[ISEA2015] Paper: Kate Hennessy, Claude Fortin, Aynur Kadir, Reese Muntean & Rachel Ward – Producing New Media Ethnographies with a Multi-Sited Approach

Abstract (Long paper)

Keywords: Multi-sited ethnography; research-creation; inductive approaches; digital cultural heritage; intangible heritage; Aboriginal research.

Ethnography is an inductive methodology that generates its own object of study through a series of encounters, while laying bare the modes of construction that are used to do so along the way. The result, the ethnographic media text, serves as the canvas for a subjective reflection on culture, but it is also often its own art piece that can take the form of a literary work, an illustrated catalogue, a collection of photographs, a video or an installation. What happens when ethnographic works are made with electronic media or when they are interactive? Does the use of digital research tools disrupt the making of ethnographies or does it trigger the emergence of new possibilities for ethnographers? Are some methodologies better suited to addressing the new ontological conditions of emerging digital-material research tools? By presenting three new media ethnographies that have been produced with a multi-sited design approach, our article suggests that this particular methodology might offer significant advantages when conducting ethnographic research involving new media technology. These examples of practice aim to show how the affordances of electronic art can better support an object of study that is complex in scale, multi-dimensional, shifting, and multiply situated.

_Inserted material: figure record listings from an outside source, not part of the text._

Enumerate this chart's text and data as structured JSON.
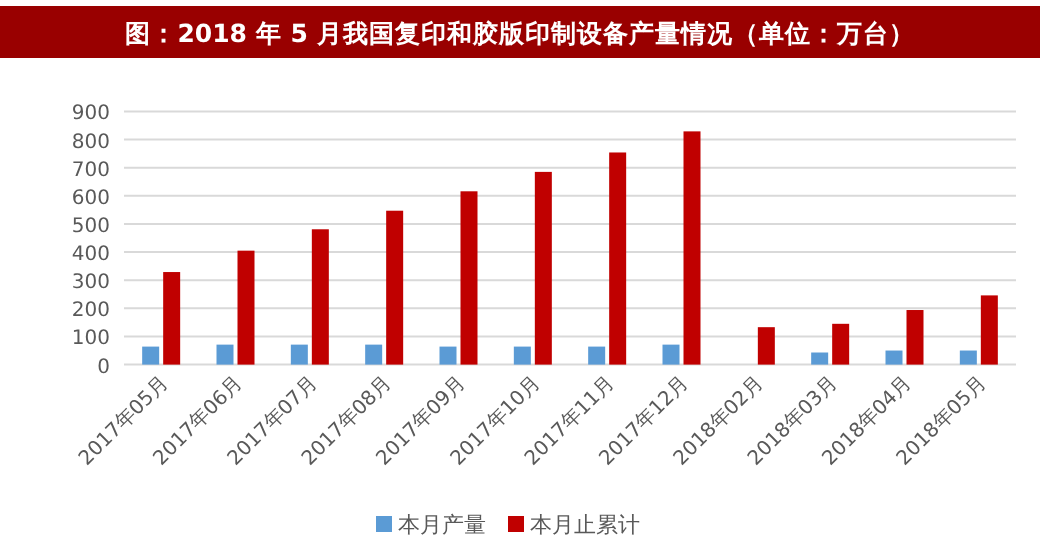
{
  "chart_data": {
    "type": "bar",
    "title": "图：2018 年 5 月我国复印和胶版印制设备产量情况（单位：万台）",
    "categories": [
      "2017年05月",
      "2017年06月",
      "2017年07月",
      "2017年08月",
      "2017年09月",
      "2017年10月",
      "2017年11月",
      "2017年12月",
      "2018年02月",
      "2018年03月",
      "2018年04月",
      "2018年05月"
    ],
    "series": [
      {
        "name": "本月产量",
        "color": "#5b9bd5",
        "values": [
          64,
          71,
          71,
          71,
          64,
          64,
          64,
          71,
          null,
          43,
          50,
          50
        ]
      },
      {
        "name": "本月止累计",
        "color": "#c00000",
        "values": [
          329,
          405,
          481,
          547,
          616,
          685,
          754,
          829,
          133,
          145,
          194,
          246
        ]
      }
    ],
    "ylim": [
      0,
      900
    ],
    "yticks": [
      0,
      100,
      200,
      300,
      400,
      500,
      600,
      700,
      800,
      900
    ],
    "grid": "y",
    "legend": "bottom"
  }
}
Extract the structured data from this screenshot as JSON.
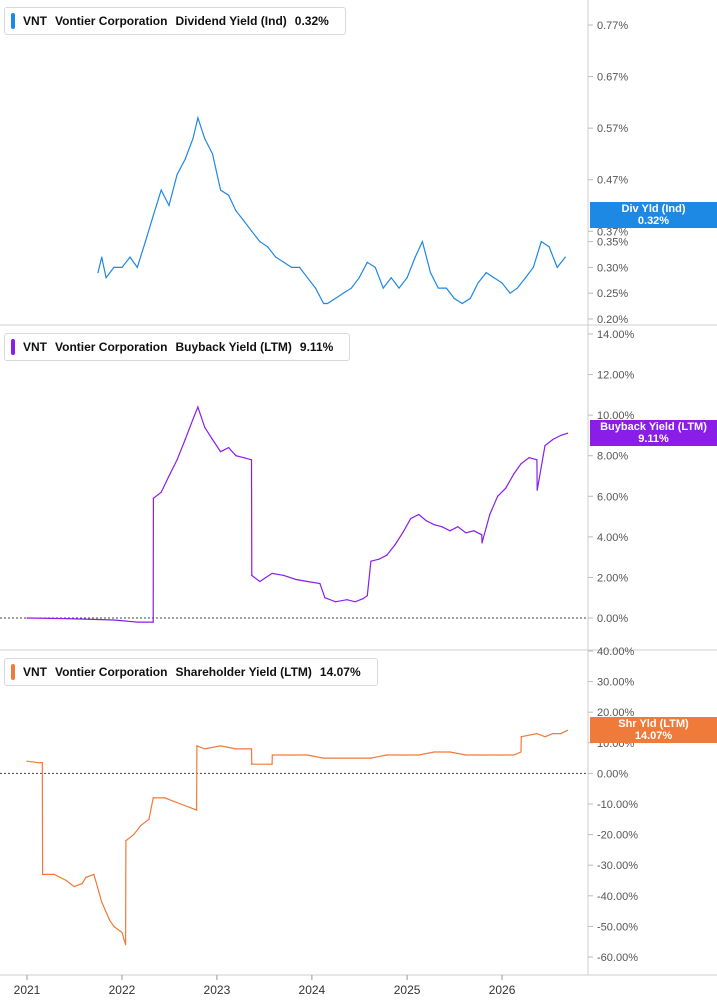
{
  "chart_data": [
    {
      "type": "line",
      "ticker": "VNT",
      "company": "Vontier Corporation",
      "metric": "Dividend Yield (Ind)",
      "current_value": "0.32%",
      "tag_label": "Div Yld (Ind)",
      "color": "#1e88e5",
      "y_ticks": [
        "0.77%",
        "0.67%",
        "0.57%",
        "0.47%",
        "0.37%",
        "0.35%",
        "0.30%",
        "0.25%",
        "0.20%"
      ],
      "ylim": [
        0.2,
        0.8
      ],
      "series": [
        {
          "x": [
            "2021-10-01",
            "2021-10-15",
            "2021-11-01",
            "2021-12-01",
            "2022-01-01",
            "2022-02-01",
            "2022-03-01",
            "2022-04-01",
            "2022-05-01",
            "2022-06-01",
            "2022-07-01",
            "2022-08-01",
            "2022-09-01",
            "2022-10-01",
            "2022-10-20",
            "2022-11-15",
            "2022-12-15",
            "2023-01-15",
            "2023-02-15",
            "2023-03-15",
            "2023-04-15",
            "2023-05-15",
            "2023-06-15",
            "2023-07-15",
            "2023-08-15",
            "2023-09-15",
            "2023-10-15",
            "2023-11-15",
            "2023-12-15",
            "2024-01-15",
            "2024-02-15",
            "2024-03-01",
            "2024-04-01",
            "2024-05-01",
            "2024-06-01",
            "2024-07-01",
            "2024-08-01",
            "2024-09-01",
            "2024-10-01",
            "2024-11-01",
            "2024-12-01",
            "2025-01-01",
            "2025-02-01",
            "2025-03-01",
            "2025-04-01",
            "2025-05-01",
            "2025-06-01",
            "2025-07-01",
            "2025-08-01",
            "2025-09-01",
            "2025-10-01",
            "2025-11-01",
            "2025-12-01",
            "2026-01-01",
            "2026-02-01",
            "2026-03-01",
            "2026-04-01",
            "2026-05-01",
            "2026-06-01",
            "2026-07-01",
            "2026-08-01",
            "2026-09-01"
          ],
          "y": [
            0.29,
            0.32,
            0.28,
            0.3,
            0.3,
            0.32,
            0.3,
            0.35,
            0.4,
            0.45,
            0.42,
            0.48,
            0.51,
            0.55,
            0.59,
            0.55,
            0.52,
            0.45,
            0.44,
            0.41,
            0.39,
            0.37,
            0.35,
            0.34,
            0.32,
            0.31,
            0.3,
            0.3,
            0.28,
            0.26,
            0.23,
            0.23,
            0.24,
            0.25,
            0.26,
            0.28,
            0.31,
            0.3,
            0.26,
            0.28,
            0.26,
            0.28,
            0.32,
            0.35,
            0.29,
            0.26,
            0.26,
            0.24,
            0.23,
            0.24,
            0.27,
            0.29,
            0.28,
            0.27,
            0.25,
            0.26,
            0.28,
            0.3,
            0.35,
            0.34,
            0.3,
            0.32
          ]
        }
      ]
    },
    {
      "type": "line",
      "ticker": "VNT",
      "company": "Vontier Corporation",
      "metric": "Buyback Yield (LTM)",
      "current_value": "9.11%",
      "tag_label": "Buyback Yield (LTM)",
      "color": "#8a1ee8",
      "y_ticks": [
        "14.00%",
        "12.00%",
        "10.00%",
        "8.00%",
        "6.00%",
        "4.00%",
        "2.00%",
        "0.00%"
      ],
      "ylim": [
        0,
        14
      ],
      "series": [
        {
          "x": [
            "2021-01-01",
            "2021-06-01",
            "2021-12-01",
            "2022-03-01",
            "2022-05-01",
            "2022-05-02",
            "2022-06-01",
            "2022-07-01",
            "2022-08-01",
            "2022-09-01",
            "2022-10-01",
            "2022-10-20",
            "2022-11-15",
            "2022-12-15",
            "2023-01-15",
            "2023-02-15",
            "2023-03-15",
            "2023-04-15",
            "2023-05-14",
            "2023-05-15",
            "2023-06-15",
            "2023-08-01",
            "2023-09-15",
            "2023-11-01",
            "2023-12-15",
            "2024-02-01",
            "2024-02-20",
            "2024-04-01",
            "2024-05-15",
            "2024-06-15",
            "2024-07-15",
            "2024-08-01",
            "2024-08-15",
            "2024-09-15",
            "2024-10-15",
            "2024-11-15",
            "2024-12-15",
            "2025-01-15",
            "2025-02-15",
            "2025-03-15",
            "2025-04-15",
            "2025-05-15",
            "2025-06-15",
            "2025-07-15",
            "2025-08-15",
            "2025-09-15",
            "2025-10-15",
            "2025-10-16",
            "2025-11-15",
            "2025-12-15",
            "2026-01-15",
            "2026-02-15",
            "2026-03-15",
            "2026-04-15",
            "2026-05-15",
            "2026-05-16",
            "2026-06-15",
            "2026-07-15",
            "2026-08-15",
            "2026-09-10"
          ],
          "y": [
            0.0,
            -0.03,
            -0.1,
            -0.2,
            -0.2,
            5.9,
            6.2,
            7.0,
            7.8,
            8.8,
            9.8,
            10.4,
            9.4,
            8.8,
            8.2,
            8.4,
            8.0,
            7.9,
            7.8,
            2.1,
            1.8,
            2.2,
            2.1,
            1.9,
            1.8,
            1.7,
            1.0,
            0.8,
            0.9,
            0.8,
            0.95,
            1.1,
            2.8,
            2.9,
            3.1,
            3.6,
            4.2,
            4.9,
            5.1,
            4.8,
            4.6,
            4.5,
            4.3,
            4.5,
            4.2,
            4.3,
            4.1,
            3.7,
            5.1,
            6.0,
            6.4,
            7.1,
            7.6,
            7.9,
            7.8,
            6.3,
            8.5,
            8.8,
            9.0,
            9.11
          ]
        }
      ]
    },
    {
      "type": "line",
      "ticker": "VNT",
      "company": "Vontier Corporation",
      "metric": "Shareholder Yield (LTM)",
      "current_value": "14.07%",
      "tag_label": "Shr Yld (LTM)",
      "color": "#f07a3a",
      "y_ticks": [
        "40.00%",
        "30.00%",
        "20.00%",
        "10.00%",
        "0.00%",
        "-10.00%",
        "-20.00%",
        "-30.00%",
        "-40.00%",
        "-50.00%",
        "-60.00%"
      ],
      "ylim": [
        -60,
        40
      ],
      "series": [
        {
          "x": [
            "2021-01-01",
            "2021-02-15",
            "2021-03-01",
            "2021-03-02",
            "2021-04-15",
            "2021-06-01",
            "2021-07-01",
            "2021-08-01",
            "2021-08-15",
            "2021-09-15",
            "2021-10-15",
            "2021-11-15",
            "2021-12-01",
            "2022-01-01",
            "2022-01-15",
            "2022-01-16",
            "2022-02-15",
            "2022-03-15",
            "2022-04-15",
            "2022-05-01",
            "2022-06-15",
            "2022-07-15",
            "2022-08-15",
            "2022-09-15",
            "2022-10-15",
            "2022-10-16",
            "2022-11-15",
            "2023-01-15",
            "2023-03-15",
            "2023-05-14",
            "2023-05-15",
            "2023-07-15",
            "2023-08-01",
            "2023-08-02",
            "2023-10-15",
            "2023-12-15",
            "2024-02-15",
            "2024-04-15",
            "2024-06-15",
            "2024-08-15",
            "2024-10-15",
            "2024-12-15",
            "2025-02-15",
            "2025-04-15",
            "2025-06-15",
            "2025-08-15",
            "2025-10-15",
            "2025-12-15",
            "2026-02-15",
            "2026-03-15",
            "2026-03-16",
            "2026-05-15",
            "2026-06-15",
            "2026-07-15",
            "2026-08-15",
            "2026-09-10"
          ],
          "y": [
            4,
            3.5,
            3.5,
            -33,
            -33,
            -35,
            -37,
            -36,
            -34,
            -33,
            -42,
            -48,
            -50,
            -52,
            -56,
            -22,
            -20,
            -17,
            -15,
            -8,
            -8,
            -9,
            -10,
            -11,
            -12,
            9,
            8,
            9,
            8,
            8,
            3,
            3,
            3,
            6,
            6,
            6,
            5,
            5,
            5,
            5,
            6,
            6,
            6,
            7,
            7,
            6,
            6,
            6,
            6,
            7,
            12,
            13,
            12,
            13,
            13,
            14.07
          ]
        }
      ]
    }
  ],
  "x_axis": {
    "tick_labels": [
      "2021",
      "2022",
      "2023",
      "2024",
      "2025",
      "2026"
    ]
  }
}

  • Kate Hennessy, Assistant Professor, School of Interactive Arts and Technology, Simon Fraser University, Canada. I am a cultural anthropologist with a PhD from the University of British Columbia (Anthropology). As the director of the Making Culture Lab at SIAT, my research explores the role of digital technology in the documentation and safeguarding of cultural heritage, and the mediation of culture, history, objects, and subjects in new forms. My video and multimedia works investigate documentary methodologies to address Indigenous and settler histories of place and space. Current projects include the collaborative production of virtual museum exhibits with Aboriginal communities in Canada; the study of new digital museum networks and their effects; ethnographic research on the implementation of large scale urban screens in public space; and as a founding member of the Ethnographic Terminalia curatorial collective, the intersections of anthropology and contemporary art practices. hennessy.iat.sfu.ca/mcl
  • Claude FortinDoctoral Candidate, Simon Fraser University’s School of Interactive Arts and Technology, Montreal and Vancouver, Canada. social smart cities; public interaction with and through technology; immersive installations; digital displays and media façades.
  • Aynur Kadir is an interdisciplinary scholar, media anthropologist, a doctoral researcher at the Making Culture Lab, Simon Fraser University, Canada, who works with Uyghur community in northwest China. She is working on her doctorate with Kate Hennessy on the safeguarding of Uyghur cultural heritage in China exploring various different digital platforms. Aynur is an award-winning ethnographic filmmaker, researcher at Xinjiang Folklore Research Center, China. She has an MA in Folklore Studies and a BA in Education Technology. She is interested in using digital media in the research, preservation, management, interpretation, and representation of cultural heritage to study how digital technology might be used to transform institutional cultures, methods, and relationships with audiences. She intends to conduct her doctoral research on the use of digital technology for the purpose of archiving Uyghur Intangible Cultural Heritage and make this knowledge available not only to scholars and the general public, but also to indigenous peoples so all can benefit in the future.
  • Reese Muntean, Making Culture Lab at Simon Fraser University’s School of Interactive Arts and Technology (SIAT) Surrey, British Columbia, Canada
  • Rachel Ward is completing her Ph.D. at Simon Fraser University’s School of Interactive Arts and Technology with a focus on digital anthropology, intangible cultural heritage and experimental ethnography. She strives to convey culture using interactive, visual, digital and sensory-based mediums. Rachel earned her Master’s degree in Social Anthropology from The London School of Economics in 2010. The following year, she completed a degree in Visual Anthropology at The Australian National University as a Rotary Ambassadorial Scholar. After completing material culture training at the American Museum of Natural History and Smithsonian Institution (SIMA program, 2013), Rachel is now focusing on experimental methods of representing intangible cultural heritage through the technological modification of local material culture (such as musical instruments) and digitalia. She is currently in the process of translating her documentary film, “Appalachian Punks: A Resurgence of Tradition” (2014), into an interactive ethnographic art installation (a prototype was recently exhibited in Vancouver), as well as a web-based interactive documentary as a novel platform in conveying the results of her archival research and fieldwork in Appalachia.